Publié le 13 mai 2026 à 21h19 - Dernière mise à jour le 13 mai 2026 à 21h19
C’est un univers artistique surprenant dans une galerie immaculée. Chloé Kelly Miller déconstruit, reconstruit ses créations. Dans cette carte blanche à la Galerie David Pluskwa à Marseille, elle convoque les symboles de ses racines normandes et ses souvenirs d’enfance dans la cité phocéenne et dans le Luberon.

Autodidacte
Chloé Kelly Miller n’a pas suivi de parcours académiques. Elle a une formation de psychologue clinicienne. C’est une autodidacte. Ses créations sont spontanées, elles traduisent des images liées à l’expérience de soi ou de l’altérité empruntées à la psychologie. « Je mesure chaque jour la chance que j’ai. J’ai conscience aussi que cela a été un vrai travail, confie Chloé Kelly Miller. J’ai emprunté des chemins différents avec des forces et des faiblesses qui ont participé à mon processus créatif. Ma formation en psychologie m’a en quelque sorte donné une paire de lunettes pour lire le monde. Elle m’a donné un mode à être, un mode à penser le monde. Elle a été un vrai plus dans ma création.

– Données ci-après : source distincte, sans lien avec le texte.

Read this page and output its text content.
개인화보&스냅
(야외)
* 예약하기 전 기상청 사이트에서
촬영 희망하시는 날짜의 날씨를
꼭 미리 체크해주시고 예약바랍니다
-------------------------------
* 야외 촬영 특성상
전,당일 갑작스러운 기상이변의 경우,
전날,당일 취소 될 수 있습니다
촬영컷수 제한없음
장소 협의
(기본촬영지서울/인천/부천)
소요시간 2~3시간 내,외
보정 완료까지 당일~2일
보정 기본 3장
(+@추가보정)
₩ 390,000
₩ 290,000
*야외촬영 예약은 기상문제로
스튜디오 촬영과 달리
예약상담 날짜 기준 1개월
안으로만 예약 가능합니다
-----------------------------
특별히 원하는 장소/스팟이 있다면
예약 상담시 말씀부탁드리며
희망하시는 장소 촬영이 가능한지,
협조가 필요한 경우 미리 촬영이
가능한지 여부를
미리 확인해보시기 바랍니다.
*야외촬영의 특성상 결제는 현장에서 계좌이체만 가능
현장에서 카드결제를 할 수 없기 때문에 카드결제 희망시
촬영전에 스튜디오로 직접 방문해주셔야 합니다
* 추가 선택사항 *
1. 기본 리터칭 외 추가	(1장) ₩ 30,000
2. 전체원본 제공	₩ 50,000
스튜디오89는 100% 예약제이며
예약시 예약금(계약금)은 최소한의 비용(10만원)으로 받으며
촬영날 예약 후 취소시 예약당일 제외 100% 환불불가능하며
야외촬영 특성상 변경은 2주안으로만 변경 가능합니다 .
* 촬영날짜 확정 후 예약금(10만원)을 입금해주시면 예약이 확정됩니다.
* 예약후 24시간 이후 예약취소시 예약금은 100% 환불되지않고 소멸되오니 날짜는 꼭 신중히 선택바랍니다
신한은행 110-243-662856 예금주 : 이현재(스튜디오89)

Déconstruction, reconstruction
L’originalité des œuvres de l’artiste tient dans cette construction en strates, où plusieurs tableaux semblent se fondre en une seule toile. Chaque composition rassemble fragments de mémoire, scènes du quotidien, souvenirs d’enfance à Marseille ou encore évocations de Lioux, dans le Luberon. «Là, j’ai utilisé la toile Vichy avec ses carreaux rouges et blancs. C’est un clin d’œil à mes étés passés à Lioux, où l’on se retrouvait pour la fête du village», explique-t-elle.
Un peu plus loin, une autre création attire le regard : « Le doucheur ». « On voit ce corps en mouvement, une savonnette en haut à droite et, en bas à gauche, une serviette qui appartenait à mes grands-parents maternels. Je l’ai récupérée au moment de leur décès. » L’artiste décrit ses œuvres comme des assemblages de plans et de détails, « un peu comme un Photoshop avec plusieurs calques ». Les éléments de cette mosaïque visuelle mêlent tissus Vichy ou toile de Jouy, associés à des pièces de bois qui prolongent la composition hors du cadre traditionnel. « Dans ce tableau consacré à mes racines normandes, je n’ai pas voulu peindre une fenêtre sur la toile mais la dissocier avec un encadrement placé à l’extérieur du tableau. Pourtant, elle existe dans ce volume et fait pleinement partie de la scène représentée. »
A 100 à l’heure
Chloé Kelly Miller brûle les étapes. Si certains artistes goûtent à la sculpture ou la céramique après un long travail aux pinceaux ou au couteau, la trentenaire a déjà pris le maillet et la gradine pour sculpter la pierre de Caen. « Pour moi il y a une complémentarité entre le travail en deux dimensions et en 3D. Très rapidement j’ai su que je tendrais vers la sculpture. Le travail de la pierre a été comme une évidence. C’est un support qui me plait beaucoup. Il est exigent, c’est un support naturel et il faut aussi faire avec. Je fais corps avec un volume, c’est une écriture qui fait le tour de l’œuvre. Au-delà du taillage, il y a le regard qui se déplace et accompagne le geste. Je peux représenter une émotion, un affect. »
Un parcours international
Les créations de la jeune artiste sont aujourd’hui internationalement reconnues. De Paris à Bangkok en passant par Mexico, Tokyo ou Marseille elle offre ses réflexions sur elle-même et sur l’Autre. Ses toiles et sculptures vous touchent au plus profond. En 2025, Chloé Kelly Miller a réalisé une sculpture monumentale en pierre de 3 mètres pour le centre-ville de Rouen. Rien ne l’arrête.
Reportage Joël BARCY
Carte blanche à Chloé Kelly Miller. « Du symbole au symbolique », à la Galerie David Pluskwa 53 rue Grignan à Marseille (6e) jusqu’au 23 mai.